Willy Wahl Leserbrief an NZZ am 11. 02. 2015
11. Februar 2015
Waffen in ein brandgefährliches Krisengebiet zu liefern, ist doch wirklich das Letzte, was von der Schweiz aus gefordert werden darf!

Geschätzte Leserin, geschätzter Leser, liebe Freunde, gestern [15.10.2022] schrieb uns ein befreundeter Journalist nach Lektüre der neuesten Ausgabe der NZZ: «Der Chefredaktor Eric Gujer wird immer verrückter.» Ich antwortete ihm: «Der Eric Gujer war schon immer verrückt.» Dabei fiel mir ein, dass ich vor Jahren aus Empörung über Herrn Gujer einen Leserbrief und danach noch einen Brief an den Präsidenten der NZZ-Gruppe geschrieben hatte. Diesen lege ich Ihnen anbei gerne pro Memoria vor, weil darin eine noch andere Stimmung zur Ukraine-Krise zum Ausdruck kommt als heute. Z.B.: 'Die deutsche Verteidigungsministerin von der Leyen, unter Druck von US-Hardlinern, die tatsächlich Waffenlieferungen an Kiew fordern, ist noch standhaft und warnt vor solchen "Brandbeschleunigern"'. Herzlich Willy Wahl

Herrn Etienne Jornod
Präsident NZZ Mediengruppe
Falkenstrasse 11
8021 Zürich
Zürich, 11. Februar 2015

Ukraine-Konflikt
Waffenhilfe ist überfällig
NZZ   – Eric Gujer, München 9.2.2015, 13:34 Uhr

Sehr geehrter Herr Jornod,

ich bin entsetzt und wütend darüber, dass in der NZZ ein Artikel mit einer jeder (zumindest europäischen) Vernunft widersprechenden Headline "Waffenhilfe ist überfällig" erscheinen konnte.
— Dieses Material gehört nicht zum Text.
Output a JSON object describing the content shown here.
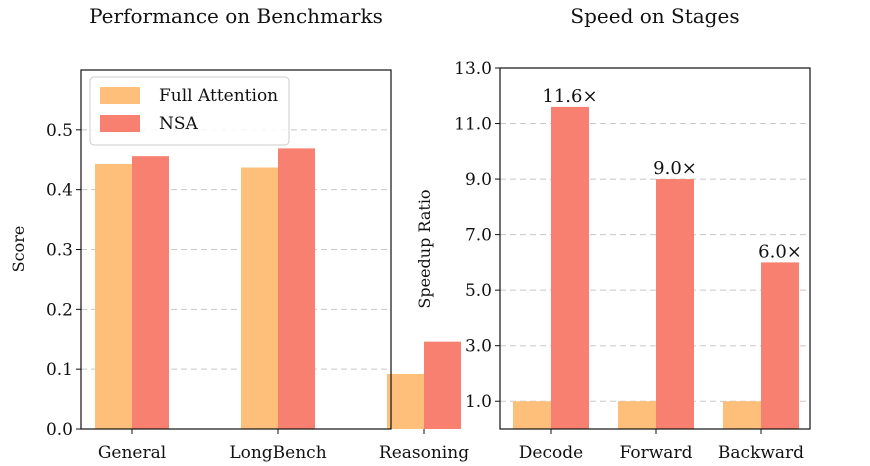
{
  "colors": {
    "full_attention": "#FDBF79",
    "nsa": "#F88070"
  },
  "chart_data": [
    {
      "type": "bar",
      "title": "Performance on Benchmarks",
      "xlabel": "",
      "ylabel": "Score",
      "categories": [
        "General",
        "LongBench",
        "Reasoning"
      ],
      "series": [
        {
          "name": "Full Attention",
          "values": [
            0.443,
            0.437,
            0.092
          ]
        },
        {
          "name": "NSA",
          "values": [
            0.456,
            0.469,
            0.146
          ]
        }
      ],
      "ylim": [
        0,
        0.6
      ],
      "yticks": [
        0.0,
        0.1,
        0.2,
        0.3,
        0.4,
        0.5
      ],
      "ytick_labels": [
        "0.0",
        "0.1",
        "0.2",
        "0.3",
        "0.4",
        "0.5"
      ],
      "legend": "top-left",
      "grid": true
    },
    {
      "type": "bar",
      "title": "Speed on Stages",
      "xlabel": "",
      "ylabel": "Speedup Ratio",
      "categories": [
        "Decode",
        "Forward",
        "Backward"
      ],
      "series": [
        {
          "name": "Full Attention",
          "values": [
            1.0,
            1.0,
            1.0
          ]
        },
        {
          "name": "NSA",
          "values": [
            11.6,
            9.0,
            6.0
          ]
        }
      ],
      "data_labels": [
        "11.6×",
        "9.0×",
        "6.0×"
      ],
      "ylim": [
        0,
        13.0
      ],
      "yticks": [
        1.0,
        3.0,
        5.0,
        7.0,
        9.0,
        11.0,
        13.0
      ],
      "ytick_labels": [
        "1.0",
        "3.0",
        "5.0",
        "7.0",
        "9.0",
        "11.0",
        "13.0"
      ],
      "grid": true
    }
  ]
}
Waffen in ein brandgefährliches Krisengebiet zu liefern, ist doch wirklich das Letzte, was von der Schweiz aus gefordert werden darf!

Meinen Unmut gab ich der NZZ Auslandsredaktion mit dem nachfolgenden Mail und meinem Leserbrief, welche ich Ihnen hiermit zur Kenntnis bringe, zum Ausdruck und fordere Sie auf, sehr geehrter Herr Jornod, Ihre Aufsichtspflicht wahrzunehmen und von der Redaktion in der hochbrisanten kriegsgeschwängerten Lage, in der sich unsere Welt derzeit befindet, mehr Fingerspitzengefühl zu verlangen, friedensfördernd zu wirken und nicht Öl ins Feuer zu giessen.
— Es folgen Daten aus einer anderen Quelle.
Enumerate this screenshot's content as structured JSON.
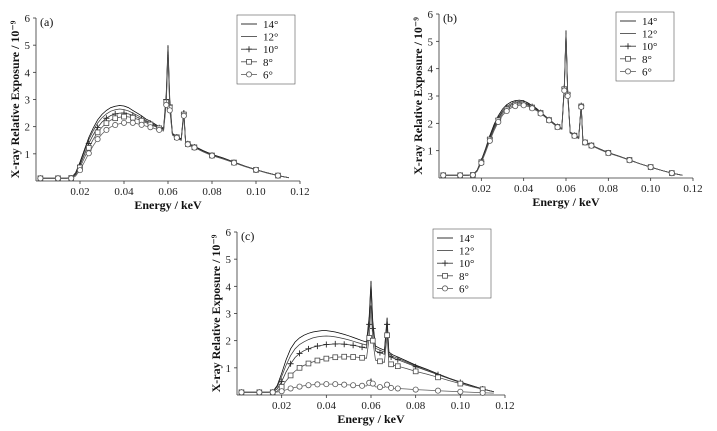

Mein Mail an die NZZ-Redaktion

Sehr geehrter Herr Rüesch, Sehr geehrter Herr Gujer, Sehr geehrte Damen und Herren der Auslands-Redaktion,

ich bitte Sie, die Warnung von Prof. John J. Mearsheimer ernst zu nehmen und in Ihre zukuenftige Berichterstattung zur Ukraine einzubeziehen. Zu Herrn Gujers unglaublichen Artikel "Waffenhilfe ist überfällig" hatte ich einen Leserbrief geschrieben, den ich unten anhänge mit der Bitte um Kenntnisnahme. Über eine Stellungnahme Ihrerseits würde ich mich freuen.

Mit freundlichen Grüssen
Willy Wahl

http://www.nytimes.com/2015/02/09/opinion/dont-arm-ukraine.html?_r=1

Don't Arm Ukraine. By JOHN J. MEARSHEIMER, professor of political science at the University of Chicago,the author of “The Tragedy of Great Power Politics.”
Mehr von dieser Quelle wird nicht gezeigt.